Venezuela vira desafio interno e externo para governo Lula, dizem especialistas

Analistas ouvidos pela RFI afirmam que cautela na abordagem é necessária inclusive para que Brasil possa avançar na intermediação em caso de escalada da violência no país vizinho. Mas ponderação não é consenso no meio acadêmico nem político e há quem defenda postura mais firme de Lula na denúncia contra a falta de transparência e lisura do pleito.

Raquel Miura, correspondente da RFI em Brasília

A Venezuela já teve um peso maior na economia da América Latina, mas o país ainda é relevante especialmente pelo petróleo e pela geopolítica amazônica. No caso do Brasil, a polarização e a aliança ampla que elegeu o presidente Lula alçaram a contestada reeleição de Nicolas Maduro à posição de assunto decisivo na política interna.

"Essa situação atual é só a ponta do iceberg de um grande desafio para o atual governo. Basta recordar a declaração recente da ministra do meio ambiente, Marina Silva, que não considera a Venezuela uma democracia", disse à RFI a especialista em relações internacionais Carolina Pedroso, da Unifesp.

"Já o Partido dos Trabalhadores, que é o partido do presidente Lula, declarou apoio e considera que a eleição foi um processo normal e democrático. É um tema que mobiliza os diferentes grupos e traz problemas até dentro do próprio governo", analisa.

Saindo da questão doméstica em direção ao plano internacional, Pedroso avalia que a "Venezuela é um epicentro de problemas para a região, seja pela questão econômica, seja pela questão política, mas, principalmente, pela questão migratória", completou.

A analista aponta como bem-vinda a cautela com que o governo brasileiro tem tratado o assunto, ainda mais num contexto regional de intermediação, onde busca ajuda de países como México e Colômbia, inclusive para o caso de agravamento da crise no país vizinho.
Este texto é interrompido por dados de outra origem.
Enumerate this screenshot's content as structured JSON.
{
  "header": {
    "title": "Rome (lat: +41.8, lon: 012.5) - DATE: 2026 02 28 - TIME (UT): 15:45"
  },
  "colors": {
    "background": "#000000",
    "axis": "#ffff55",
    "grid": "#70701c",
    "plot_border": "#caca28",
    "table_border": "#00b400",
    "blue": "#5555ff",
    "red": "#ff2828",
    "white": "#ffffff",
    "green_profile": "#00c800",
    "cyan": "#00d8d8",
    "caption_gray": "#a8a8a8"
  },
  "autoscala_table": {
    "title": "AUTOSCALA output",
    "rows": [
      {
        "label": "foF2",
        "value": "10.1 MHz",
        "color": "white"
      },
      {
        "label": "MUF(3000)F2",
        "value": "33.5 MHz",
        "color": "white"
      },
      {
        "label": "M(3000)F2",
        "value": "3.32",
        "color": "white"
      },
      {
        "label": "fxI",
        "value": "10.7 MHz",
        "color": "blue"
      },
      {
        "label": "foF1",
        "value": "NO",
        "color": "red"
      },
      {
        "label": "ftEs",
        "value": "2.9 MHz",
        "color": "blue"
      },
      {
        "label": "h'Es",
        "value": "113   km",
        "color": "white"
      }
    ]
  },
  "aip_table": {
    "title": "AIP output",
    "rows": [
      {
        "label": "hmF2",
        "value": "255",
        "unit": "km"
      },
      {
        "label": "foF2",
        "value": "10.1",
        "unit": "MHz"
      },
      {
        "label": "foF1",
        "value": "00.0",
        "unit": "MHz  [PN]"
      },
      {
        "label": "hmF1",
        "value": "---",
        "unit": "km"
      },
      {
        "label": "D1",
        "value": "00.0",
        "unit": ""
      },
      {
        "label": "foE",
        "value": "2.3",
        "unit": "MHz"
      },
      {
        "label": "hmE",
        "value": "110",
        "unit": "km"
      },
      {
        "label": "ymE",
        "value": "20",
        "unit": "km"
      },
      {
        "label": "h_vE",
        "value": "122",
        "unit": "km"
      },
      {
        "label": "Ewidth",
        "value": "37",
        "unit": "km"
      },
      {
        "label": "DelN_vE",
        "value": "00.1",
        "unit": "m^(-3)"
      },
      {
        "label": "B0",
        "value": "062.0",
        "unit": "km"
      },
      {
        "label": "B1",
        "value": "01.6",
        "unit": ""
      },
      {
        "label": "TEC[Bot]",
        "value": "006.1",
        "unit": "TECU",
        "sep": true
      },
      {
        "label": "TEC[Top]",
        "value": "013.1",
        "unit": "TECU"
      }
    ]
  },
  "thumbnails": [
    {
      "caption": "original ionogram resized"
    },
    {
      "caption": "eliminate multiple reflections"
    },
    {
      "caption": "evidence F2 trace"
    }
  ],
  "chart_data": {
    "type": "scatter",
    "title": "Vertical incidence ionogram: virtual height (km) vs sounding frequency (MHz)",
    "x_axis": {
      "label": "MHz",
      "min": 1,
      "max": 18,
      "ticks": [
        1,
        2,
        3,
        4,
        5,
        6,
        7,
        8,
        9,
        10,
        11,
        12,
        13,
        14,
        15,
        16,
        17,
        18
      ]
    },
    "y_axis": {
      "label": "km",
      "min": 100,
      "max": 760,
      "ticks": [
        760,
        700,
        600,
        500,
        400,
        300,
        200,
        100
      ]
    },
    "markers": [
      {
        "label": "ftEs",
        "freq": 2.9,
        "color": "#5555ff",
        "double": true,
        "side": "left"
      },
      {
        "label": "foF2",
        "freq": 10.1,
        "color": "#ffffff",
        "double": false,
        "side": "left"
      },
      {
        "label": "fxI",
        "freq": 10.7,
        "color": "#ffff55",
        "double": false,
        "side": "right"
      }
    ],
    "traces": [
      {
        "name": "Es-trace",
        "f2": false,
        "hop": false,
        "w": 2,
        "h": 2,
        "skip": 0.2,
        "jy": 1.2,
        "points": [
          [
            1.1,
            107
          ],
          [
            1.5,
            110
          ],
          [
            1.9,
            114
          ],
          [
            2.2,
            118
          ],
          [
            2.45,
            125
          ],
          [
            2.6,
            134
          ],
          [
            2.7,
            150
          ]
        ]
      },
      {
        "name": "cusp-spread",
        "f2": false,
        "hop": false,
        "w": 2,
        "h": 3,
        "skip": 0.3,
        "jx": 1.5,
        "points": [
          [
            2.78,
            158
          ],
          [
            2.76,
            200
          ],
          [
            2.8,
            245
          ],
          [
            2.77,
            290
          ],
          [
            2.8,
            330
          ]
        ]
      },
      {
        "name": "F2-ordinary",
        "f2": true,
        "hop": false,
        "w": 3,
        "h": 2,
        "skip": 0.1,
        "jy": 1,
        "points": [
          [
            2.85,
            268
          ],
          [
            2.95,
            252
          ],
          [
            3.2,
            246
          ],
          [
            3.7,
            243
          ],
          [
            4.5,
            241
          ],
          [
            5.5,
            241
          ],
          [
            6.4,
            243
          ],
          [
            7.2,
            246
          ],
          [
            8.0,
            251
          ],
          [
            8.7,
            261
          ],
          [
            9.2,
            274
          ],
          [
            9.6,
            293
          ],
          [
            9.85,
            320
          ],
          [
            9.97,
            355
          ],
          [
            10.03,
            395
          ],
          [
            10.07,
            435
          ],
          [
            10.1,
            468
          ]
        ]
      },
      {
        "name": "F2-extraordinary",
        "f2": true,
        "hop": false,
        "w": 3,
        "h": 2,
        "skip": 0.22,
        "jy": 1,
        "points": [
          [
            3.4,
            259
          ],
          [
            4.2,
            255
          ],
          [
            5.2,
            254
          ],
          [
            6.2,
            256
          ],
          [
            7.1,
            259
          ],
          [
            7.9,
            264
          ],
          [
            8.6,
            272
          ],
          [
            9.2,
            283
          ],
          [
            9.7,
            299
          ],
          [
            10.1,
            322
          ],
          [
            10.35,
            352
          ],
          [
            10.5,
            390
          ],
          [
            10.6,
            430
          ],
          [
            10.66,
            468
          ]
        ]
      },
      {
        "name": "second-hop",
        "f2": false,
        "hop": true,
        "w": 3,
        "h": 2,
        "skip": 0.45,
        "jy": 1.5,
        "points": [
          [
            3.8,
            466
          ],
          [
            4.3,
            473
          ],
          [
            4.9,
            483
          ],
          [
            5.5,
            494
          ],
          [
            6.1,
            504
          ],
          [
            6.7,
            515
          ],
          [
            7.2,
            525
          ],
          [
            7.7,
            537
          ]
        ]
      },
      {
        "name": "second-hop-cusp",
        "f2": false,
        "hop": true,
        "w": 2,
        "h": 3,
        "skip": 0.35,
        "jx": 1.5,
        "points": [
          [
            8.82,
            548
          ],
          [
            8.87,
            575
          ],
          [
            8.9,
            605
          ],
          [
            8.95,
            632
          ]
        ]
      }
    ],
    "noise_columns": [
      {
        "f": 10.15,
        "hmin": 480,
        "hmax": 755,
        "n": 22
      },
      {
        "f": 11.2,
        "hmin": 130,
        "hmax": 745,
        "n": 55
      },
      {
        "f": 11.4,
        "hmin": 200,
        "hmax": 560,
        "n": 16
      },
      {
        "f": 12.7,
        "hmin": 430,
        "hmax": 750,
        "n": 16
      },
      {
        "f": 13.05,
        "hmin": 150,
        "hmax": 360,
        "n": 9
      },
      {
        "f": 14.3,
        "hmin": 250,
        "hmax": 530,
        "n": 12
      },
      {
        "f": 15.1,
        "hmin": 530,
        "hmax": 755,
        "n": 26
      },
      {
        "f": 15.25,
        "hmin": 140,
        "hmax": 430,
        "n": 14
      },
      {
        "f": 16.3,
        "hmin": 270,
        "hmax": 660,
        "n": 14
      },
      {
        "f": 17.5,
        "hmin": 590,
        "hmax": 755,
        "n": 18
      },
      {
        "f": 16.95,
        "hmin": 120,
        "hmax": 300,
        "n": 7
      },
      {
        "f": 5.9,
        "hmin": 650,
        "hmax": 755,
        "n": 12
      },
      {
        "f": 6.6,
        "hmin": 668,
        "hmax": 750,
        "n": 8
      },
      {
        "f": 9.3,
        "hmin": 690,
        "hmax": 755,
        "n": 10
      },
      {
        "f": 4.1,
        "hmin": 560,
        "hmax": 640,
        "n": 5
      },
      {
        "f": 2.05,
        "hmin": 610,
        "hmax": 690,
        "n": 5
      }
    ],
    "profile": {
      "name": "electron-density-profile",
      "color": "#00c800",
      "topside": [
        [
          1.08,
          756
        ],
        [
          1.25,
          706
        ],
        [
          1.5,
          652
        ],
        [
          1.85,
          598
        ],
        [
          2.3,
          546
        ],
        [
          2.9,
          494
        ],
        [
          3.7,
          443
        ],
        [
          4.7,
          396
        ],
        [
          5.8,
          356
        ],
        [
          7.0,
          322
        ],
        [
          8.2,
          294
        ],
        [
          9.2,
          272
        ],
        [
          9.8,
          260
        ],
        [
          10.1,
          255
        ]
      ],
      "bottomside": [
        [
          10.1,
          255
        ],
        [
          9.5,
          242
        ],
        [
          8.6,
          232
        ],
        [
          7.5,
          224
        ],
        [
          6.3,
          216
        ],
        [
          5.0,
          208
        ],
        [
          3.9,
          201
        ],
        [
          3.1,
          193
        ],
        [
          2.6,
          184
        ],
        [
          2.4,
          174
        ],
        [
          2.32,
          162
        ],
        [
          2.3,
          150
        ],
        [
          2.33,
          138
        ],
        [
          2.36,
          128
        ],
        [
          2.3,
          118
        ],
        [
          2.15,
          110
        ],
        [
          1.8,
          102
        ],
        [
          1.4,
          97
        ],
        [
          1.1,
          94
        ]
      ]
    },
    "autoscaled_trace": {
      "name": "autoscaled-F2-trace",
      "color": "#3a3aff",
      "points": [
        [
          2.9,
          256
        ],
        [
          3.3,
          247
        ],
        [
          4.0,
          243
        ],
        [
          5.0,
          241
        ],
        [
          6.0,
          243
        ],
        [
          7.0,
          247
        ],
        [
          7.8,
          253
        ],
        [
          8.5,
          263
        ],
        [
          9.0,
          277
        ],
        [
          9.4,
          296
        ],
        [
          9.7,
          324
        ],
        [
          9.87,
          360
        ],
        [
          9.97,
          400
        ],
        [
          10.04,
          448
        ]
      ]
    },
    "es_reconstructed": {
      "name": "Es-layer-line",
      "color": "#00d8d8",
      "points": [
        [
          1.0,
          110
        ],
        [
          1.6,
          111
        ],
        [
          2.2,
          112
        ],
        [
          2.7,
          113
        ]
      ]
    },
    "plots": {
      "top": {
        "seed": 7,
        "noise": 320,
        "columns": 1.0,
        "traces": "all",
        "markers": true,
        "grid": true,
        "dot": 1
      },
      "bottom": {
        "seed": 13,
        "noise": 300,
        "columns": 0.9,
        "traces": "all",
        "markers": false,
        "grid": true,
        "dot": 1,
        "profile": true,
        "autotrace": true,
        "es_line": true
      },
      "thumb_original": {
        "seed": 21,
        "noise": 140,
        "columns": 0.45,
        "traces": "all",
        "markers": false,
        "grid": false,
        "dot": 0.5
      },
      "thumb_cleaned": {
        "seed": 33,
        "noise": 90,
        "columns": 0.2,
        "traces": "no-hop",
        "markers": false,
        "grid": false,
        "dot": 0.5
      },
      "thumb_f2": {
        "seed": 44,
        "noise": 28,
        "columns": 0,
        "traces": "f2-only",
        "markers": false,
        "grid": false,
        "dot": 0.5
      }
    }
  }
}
Nos últimos dias houve uma escalada de violência com protestos na rua, perseguição e prisão de opositores de Maduro.

Postura de cautela típica do Brasil

Na mesma linha, o analista da PUC/SP, Arthur Murta, considera que é preciso diferenciar situações que exigem um posicionamento imediato do governo de outras que carecem de uma avaliação mais detalhada do cenário.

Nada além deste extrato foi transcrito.